Stimulation of the calcium-sensing receptor induces relaxations of rat mesenteric arteries by endothelium-dependent and -independent pathways via BK Ca and K ATP channels.

Stimulation of the calcium-sensing receptor (CaSR) induces both vasoconstrictions and vasorelaxations but underlying cellular processes remain unclear. This study investigates expression and effect of stimulating the CaSR by increasing external Ca 2+ concentration ([Ca 2+ ] o ) on contractility of rat mesenteric arteries. Immunofluorescence studies showed expression of the CaSR in perivascular nerves, vascular smooth muscle cells (VSMCs), and vascular endothelium cells.

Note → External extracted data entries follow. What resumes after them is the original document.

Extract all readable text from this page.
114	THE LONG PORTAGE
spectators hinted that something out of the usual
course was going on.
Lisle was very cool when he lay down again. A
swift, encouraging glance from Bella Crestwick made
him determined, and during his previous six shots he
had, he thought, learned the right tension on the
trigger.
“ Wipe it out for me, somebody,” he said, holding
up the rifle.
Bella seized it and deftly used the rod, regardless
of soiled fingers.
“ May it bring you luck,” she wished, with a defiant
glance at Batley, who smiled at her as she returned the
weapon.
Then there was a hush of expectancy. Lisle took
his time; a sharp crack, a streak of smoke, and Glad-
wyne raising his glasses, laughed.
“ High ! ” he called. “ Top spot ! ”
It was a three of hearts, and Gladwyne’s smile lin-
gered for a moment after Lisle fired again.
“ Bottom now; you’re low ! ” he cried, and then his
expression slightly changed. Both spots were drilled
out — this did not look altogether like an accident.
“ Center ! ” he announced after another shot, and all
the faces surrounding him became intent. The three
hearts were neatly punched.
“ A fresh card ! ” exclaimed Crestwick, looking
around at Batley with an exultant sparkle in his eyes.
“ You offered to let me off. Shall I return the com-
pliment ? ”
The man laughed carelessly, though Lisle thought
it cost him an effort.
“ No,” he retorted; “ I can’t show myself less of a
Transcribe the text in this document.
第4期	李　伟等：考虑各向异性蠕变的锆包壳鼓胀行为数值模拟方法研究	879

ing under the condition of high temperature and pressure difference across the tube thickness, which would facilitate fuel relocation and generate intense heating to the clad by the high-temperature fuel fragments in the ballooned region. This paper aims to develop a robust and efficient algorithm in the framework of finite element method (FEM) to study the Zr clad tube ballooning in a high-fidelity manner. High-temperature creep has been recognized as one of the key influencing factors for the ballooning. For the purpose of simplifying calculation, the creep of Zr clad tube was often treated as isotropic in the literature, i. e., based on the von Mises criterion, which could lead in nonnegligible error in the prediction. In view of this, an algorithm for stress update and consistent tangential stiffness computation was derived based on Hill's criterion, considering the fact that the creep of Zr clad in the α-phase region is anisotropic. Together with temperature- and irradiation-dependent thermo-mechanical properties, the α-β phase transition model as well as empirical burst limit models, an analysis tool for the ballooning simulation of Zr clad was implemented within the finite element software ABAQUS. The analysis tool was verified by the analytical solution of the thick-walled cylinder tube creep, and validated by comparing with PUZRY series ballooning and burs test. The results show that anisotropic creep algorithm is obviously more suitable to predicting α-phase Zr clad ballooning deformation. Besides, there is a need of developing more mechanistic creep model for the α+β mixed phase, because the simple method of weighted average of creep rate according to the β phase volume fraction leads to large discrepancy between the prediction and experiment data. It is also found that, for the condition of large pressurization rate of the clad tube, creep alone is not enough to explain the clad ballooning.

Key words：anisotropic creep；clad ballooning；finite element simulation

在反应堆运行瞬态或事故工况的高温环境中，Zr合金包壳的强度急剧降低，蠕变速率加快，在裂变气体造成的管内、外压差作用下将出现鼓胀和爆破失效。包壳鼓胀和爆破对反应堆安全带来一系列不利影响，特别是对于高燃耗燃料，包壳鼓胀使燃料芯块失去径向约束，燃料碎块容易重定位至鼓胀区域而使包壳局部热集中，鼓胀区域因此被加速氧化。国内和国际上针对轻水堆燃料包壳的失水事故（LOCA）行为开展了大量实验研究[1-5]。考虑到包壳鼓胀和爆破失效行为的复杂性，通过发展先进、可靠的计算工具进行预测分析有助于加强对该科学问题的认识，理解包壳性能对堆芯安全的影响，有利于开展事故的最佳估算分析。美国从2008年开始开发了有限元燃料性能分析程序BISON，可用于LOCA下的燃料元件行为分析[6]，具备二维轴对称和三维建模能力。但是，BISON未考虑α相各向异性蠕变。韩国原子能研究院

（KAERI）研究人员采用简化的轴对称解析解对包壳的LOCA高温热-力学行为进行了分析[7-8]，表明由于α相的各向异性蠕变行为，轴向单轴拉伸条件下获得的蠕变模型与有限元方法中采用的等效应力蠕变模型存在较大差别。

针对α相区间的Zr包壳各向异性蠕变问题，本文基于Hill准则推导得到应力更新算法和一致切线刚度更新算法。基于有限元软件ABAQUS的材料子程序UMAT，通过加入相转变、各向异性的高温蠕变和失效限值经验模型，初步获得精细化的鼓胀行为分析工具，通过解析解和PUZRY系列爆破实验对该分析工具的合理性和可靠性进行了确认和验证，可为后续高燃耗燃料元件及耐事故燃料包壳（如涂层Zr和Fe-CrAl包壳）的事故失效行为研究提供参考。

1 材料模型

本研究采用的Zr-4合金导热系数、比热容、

Using wire myography, increasing [Ca 2+ ] o from 1 to 10 mM induced vasorelaxations which were inhibited by the calcilytic Calhex-231 and partially dependent on a functional endothelium. [Ca 2+ ] o -induced vasorelaxations were reduced by endothelial NO synthase (eNOS, L-NAME) and large conductance Ca 2+ -activated K + channels (BK Ca , iberiotoxin), with their inhibitory action requiring a functional endothelium. [Ca 2+ ] o -induced vasorelaxations were also markedly inhibited by an ATP-dependent K + channel (K ATP ) blocker (PNU37883), which did not require a functional endothelium to produce its inhibitory action. Inhibitor studies also suggested contributory roles for inward rectifying K + channels (K ir ), Kv7 channels, and small conductance Ca 2+ -activated K + channels (SK Ca ) on [Ca 2+ ] o -induced vasorelaxations. These findings indicate that stimulation of the CaSR mediates vasorelaxations involving multiple pathways, including an endothelium-dependent pathway involving NO production and activation of BK Ca channels and an endothelium-independent pathway involving stimulation of K ATP channels.